2. A settlement agreement is a contract, Air Line Stewards
and Stewardesses Association v. Trans World Airlines, Inc.,
713 F.2d 319, 321 (7th Cir. 1983), and may fall within the federal
court's jurisdiction if there is either diversity of
citizenship between the parties or a federal question involved.
That is, a settlement agreement requires an independent basis
of federal jurisdiction to be enforceable in federal, rather
than state, court. McCall-Bey v. Franzen, 777 F.2d 1178, 1185
(7th Cir. 1985).
3. While Buchbinder concedes that this Court would have no
original jurisdiction over the state law breach of contract
claim, he contends that this claim is pendent to his federal
claims. The Court disagrees. The claims raised in the state
court breach of contract action are not directly related to
the termination of Buchbinder's employment, but, rather,
pertain to additional wages allegedly due to Buchbinder
throughout much of his employment, and accruing as early as
1971. In short, the contract claims and the federal claims do
not arise out of a "common nucleus of operative facts," for
the latter claims are based upon Buchbinder's termination. For
this reason, the Court finds that there is no basis to invoke
the doctrine of pendent jurisdiction with respect to
Buchbinder's state law claims.
4. Buchbinder claims that the case of Southmark Properties v.

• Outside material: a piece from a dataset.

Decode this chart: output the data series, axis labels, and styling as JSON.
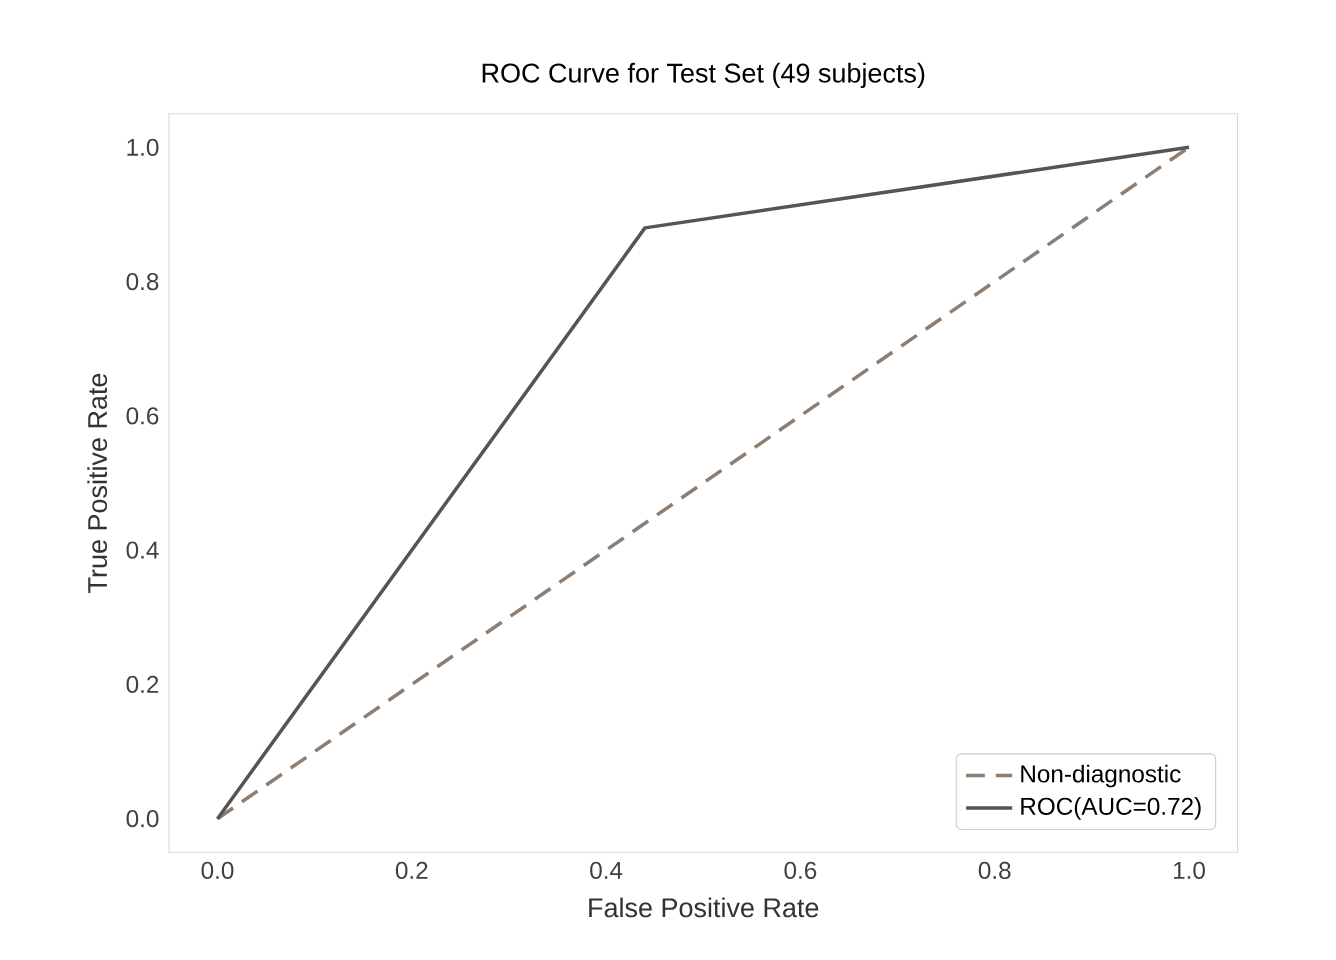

Charles House Corp., 742 F.2d 862 (5th Cir. 1984), supports his
position. In that case, Southmark bought certain real property
in the course of a Chapter 10 bankruptcy reorganization
proceeding. Subsequently, Charles House Corporation, the former
owner of the property, filed suit in Louisiana state court
seeking, among other things, money damages in an amount equal
to all the rents, profits, and income derived from the property
that Southmark had purchased. Southmark then filed suit in the
United States District Court for the Eastern District of
Louisiana, pursuant to the Declaratory Judgment Act, 28 U.S.C. § 2201,
et seq., requesting an order declaring that Southmark's
purchase of the property and the reorganization sale were valid
and that Charles House Corporation had no valid claims against
Southmark arising out of the reorganization sale. Southmark
also requested the federal court to enjoin any further state
court actions by Southmark based upon the reorganization sale.

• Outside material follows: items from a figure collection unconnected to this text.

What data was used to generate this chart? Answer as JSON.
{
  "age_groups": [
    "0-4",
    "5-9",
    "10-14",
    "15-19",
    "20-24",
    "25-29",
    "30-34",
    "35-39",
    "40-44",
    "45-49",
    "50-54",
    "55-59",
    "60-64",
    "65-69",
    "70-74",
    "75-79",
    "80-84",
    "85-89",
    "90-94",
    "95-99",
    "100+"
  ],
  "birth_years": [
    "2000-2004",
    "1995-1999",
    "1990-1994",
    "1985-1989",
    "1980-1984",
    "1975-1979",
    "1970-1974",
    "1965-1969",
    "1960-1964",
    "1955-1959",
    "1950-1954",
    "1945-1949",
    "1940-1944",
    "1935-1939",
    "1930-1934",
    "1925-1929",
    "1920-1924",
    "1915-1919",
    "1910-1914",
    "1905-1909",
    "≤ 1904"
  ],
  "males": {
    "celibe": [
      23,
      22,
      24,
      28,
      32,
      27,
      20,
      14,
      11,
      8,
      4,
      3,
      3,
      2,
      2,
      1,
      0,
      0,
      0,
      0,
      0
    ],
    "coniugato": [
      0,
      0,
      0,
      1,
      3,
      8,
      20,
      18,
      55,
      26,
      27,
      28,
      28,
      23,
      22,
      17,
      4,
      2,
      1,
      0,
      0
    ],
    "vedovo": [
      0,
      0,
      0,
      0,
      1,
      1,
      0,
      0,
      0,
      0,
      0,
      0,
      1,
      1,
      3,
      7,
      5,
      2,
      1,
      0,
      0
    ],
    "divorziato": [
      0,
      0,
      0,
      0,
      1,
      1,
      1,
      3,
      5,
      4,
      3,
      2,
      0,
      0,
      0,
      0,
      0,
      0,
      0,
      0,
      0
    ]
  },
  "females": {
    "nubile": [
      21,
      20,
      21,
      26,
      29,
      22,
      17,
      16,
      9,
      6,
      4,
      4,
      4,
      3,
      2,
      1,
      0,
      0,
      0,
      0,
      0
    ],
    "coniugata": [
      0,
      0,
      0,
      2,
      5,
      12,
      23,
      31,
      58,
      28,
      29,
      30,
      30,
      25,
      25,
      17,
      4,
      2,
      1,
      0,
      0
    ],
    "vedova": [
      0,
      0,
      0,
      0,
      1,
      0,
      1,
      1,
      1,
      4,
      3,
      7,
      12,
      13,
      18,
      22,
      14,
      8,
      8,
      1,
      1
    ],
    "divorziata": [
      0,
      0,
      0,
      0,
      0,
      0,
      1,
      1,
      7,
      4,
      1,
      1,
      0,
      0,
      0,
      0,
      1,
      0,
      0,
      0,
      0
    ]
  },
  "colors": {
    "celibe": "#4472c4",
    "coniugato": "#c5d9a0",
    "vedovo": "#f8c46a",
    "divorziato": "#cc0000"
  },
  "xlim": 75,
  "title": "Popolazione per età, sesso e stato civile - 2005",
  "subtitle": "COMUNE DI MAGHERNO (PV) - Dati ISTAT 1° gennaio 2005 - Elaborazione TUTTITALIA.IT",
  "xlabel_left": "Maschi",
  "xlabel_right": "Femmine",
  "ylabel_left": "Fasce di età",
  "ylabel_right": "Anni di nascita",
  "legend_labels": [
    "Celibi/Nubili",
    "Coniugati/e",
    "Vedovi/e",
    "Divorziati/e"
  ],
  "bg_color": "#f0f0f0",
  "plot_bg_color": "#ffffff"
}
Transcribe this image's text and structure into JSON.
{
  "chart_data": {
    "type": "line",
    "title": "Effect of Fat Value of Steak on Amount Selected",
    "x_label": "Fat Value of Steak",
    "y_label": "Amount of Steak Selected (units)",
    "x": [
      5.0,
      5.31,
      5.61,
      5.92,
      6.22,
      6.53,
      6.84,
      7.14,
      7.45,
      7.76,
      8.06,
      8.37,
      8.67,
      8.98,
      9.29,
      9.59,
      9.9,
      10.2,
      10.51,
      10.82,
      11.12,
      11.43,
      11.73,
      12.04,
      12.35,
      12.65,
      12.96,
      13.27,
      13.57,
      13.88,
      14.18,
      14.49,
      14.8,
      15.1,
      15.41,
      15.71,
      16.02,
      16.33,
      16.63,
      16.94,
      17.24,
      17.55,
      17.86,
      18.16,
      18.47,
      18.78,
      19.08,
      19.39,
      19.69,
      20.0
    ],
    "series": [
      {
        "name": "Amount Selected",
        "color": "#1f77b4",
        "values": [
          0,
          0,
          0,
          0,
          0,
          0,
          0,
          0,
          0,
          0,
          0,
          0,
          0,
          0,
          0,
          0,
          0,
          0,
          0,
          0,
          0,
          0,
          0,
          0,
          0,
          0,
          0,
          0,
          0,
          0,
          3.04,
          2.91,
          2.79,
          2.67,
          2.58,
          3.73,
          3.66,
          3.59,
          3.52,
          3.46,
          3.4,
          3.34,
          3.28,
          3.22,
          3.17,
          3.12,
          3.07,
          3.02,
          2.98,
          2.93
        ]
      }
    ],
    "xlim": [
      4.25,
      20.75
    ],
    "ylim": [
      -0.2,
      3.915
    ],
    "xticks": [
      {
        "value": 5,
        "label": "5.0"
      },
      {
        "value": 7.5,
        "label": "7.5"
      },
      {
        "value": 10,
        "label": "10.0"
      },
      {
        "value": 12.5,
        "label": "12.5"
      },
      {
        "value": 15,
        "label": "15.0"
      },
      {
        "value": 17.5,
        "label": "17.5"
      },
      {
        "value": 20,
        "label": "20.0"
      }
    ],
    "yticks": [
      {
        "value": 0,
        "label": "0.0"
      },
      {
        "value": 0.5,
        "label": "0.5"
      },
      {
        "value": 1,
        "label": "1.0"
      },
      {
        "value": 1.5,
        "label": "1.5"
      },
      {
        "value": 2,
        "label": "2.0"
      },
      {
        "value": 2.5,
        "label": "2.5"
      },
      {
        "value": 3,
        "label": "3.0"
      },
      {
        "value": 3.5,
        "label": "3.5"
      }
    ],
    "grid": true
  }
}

The district court issued both declaratory judgment and the
injunction. On appeal, Charles House argued that the district
court lacked jurisdiction over Southmark's action, to which the
court of appeals responded that "a district court possesses
ancillary jurisdiction to secure or preserve the fruits and
advantages of a judgment or decree rendered by that court." The
court of appeals observed that Charles House's state court
action sought, in effect, to nullify the results of the
5. Southmark Properties is distinguishable from this case.
There, the district court clearly had jurisdiction over
Southmark's lawsuit, because it was filed pursuant to the
Declaratory Judgment Act and also because Southmark sought to
enforce a decree of the federal bankruptcy referee. Moreover,
the central issue in this case, the enforceability of
settlement agreements, was not specifically addressed by the
court in Southmark Properties.
6. The federal courts are courts of limited jurisdiction.

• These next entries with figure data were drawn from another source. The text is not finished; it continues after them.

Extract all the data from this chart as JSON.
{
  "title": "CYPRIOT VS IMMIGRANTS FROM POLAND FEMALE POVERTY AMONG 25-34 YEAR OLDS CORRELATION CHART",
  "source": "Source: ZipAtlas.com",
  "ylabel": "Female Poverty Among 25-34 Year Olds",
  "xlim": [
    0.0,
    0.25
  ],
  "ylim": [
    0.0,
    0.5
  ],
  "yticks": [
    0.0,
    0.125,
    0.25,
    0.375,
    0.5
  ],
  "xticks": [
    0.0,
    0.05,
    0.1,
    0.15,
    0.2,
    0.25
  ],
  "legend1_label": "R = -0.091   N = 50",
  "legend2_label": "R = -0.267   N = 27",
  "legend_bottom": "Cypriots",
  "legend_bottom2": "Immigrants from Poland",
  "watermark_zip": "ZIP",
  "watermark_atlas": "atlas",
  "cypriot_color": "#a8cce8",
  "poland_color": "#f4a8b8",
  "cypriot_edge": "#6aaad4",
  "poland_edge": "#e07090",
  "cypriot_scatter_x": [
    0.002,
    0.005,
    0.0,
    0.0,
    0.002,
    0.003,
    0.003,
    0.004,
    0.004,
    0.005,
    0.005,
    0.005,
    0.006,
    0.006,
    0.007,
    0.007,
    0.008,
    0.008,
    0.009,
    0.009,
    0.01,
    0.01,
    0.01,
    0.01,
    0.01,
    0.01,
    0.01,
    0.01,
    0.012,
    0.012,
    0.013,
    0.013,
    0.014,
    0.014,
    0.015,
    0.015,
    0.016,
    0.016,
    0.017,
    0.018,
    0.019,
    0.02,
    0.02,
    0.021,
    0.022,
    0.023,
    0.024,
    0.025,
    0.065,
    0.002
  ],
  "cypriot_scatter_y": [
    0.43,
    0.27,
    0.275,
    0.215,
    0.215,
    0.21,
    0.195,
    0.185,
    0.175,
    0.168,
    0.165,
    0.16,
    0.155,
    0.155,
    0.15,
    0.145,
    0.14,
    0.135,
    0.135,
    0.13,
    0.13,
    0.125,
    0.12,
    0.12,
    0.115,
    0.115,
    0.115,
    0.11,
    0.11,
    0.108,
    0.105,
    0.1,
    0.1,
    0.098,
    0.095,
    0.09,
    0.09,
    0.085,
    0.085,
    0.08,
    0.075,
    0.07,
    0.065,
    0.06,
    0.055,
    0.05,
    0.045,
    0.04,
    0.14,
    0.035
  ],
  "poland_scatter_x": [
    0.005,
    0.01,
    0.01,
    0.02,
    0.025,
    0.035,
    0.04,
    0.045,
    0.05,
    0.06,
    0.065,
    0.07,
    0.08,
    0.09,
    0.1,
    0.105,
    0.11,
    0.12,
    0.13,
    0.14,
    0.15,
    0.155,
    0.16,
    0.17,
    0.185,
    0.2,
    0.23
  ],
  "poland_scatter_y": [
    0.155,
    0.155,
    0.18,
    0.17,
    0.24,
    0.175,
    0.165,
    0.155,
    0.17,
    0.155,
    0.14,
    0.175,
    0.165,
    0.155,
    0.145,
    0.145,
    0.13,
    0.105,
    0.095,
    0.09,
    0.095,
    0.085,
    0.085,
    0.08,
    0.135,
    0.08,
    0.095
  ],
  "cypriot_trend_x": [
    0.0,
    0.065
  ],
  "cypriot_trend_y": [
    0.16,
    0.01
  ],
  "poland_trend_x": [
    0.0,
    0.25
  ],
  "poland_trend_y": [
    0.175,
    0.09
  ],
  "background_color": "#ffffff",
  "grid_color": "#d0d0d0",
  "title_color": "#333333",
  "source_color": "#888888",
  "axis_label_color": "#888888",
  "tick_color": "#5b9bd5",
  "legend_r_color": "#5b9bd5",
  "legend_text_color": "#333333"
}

Because it is Buchbinder that seeks to invoke this Court's
jurisdiction, he bears the burden of establishing that
jurisdiction. The Court finds that he has not done so. Because
the alleged settlement agreement provided for one lump sum
payment as to all three of Buchbinder's claims, the agreement
is not severable, and must be enforced either in its entirety
or not at all. Since this Court does not have subject matter
jurisdiction over the portion of the settlement agreement
dealing with Buchbinder's state law
cause of action, it is impossible for this Court to enforce
the entire agreement. Consequently, the Court DENIES
Buchbinder's Motion to Enforce the settlement agreement.
7. In light of this disposition of the Motion to Enforce the
settlement agreement, no discussion of the parties' other
arguments as to the issue of enforcement of the settlement
agreement is necessary.
8. There is no basis to add Hirsch as a party Defendant
except on the basis of the settlement agreement. Because the
Court finds that it lacks jurisdiction to enforce that
agreement, the Motion to Join Hirsch is DENIED.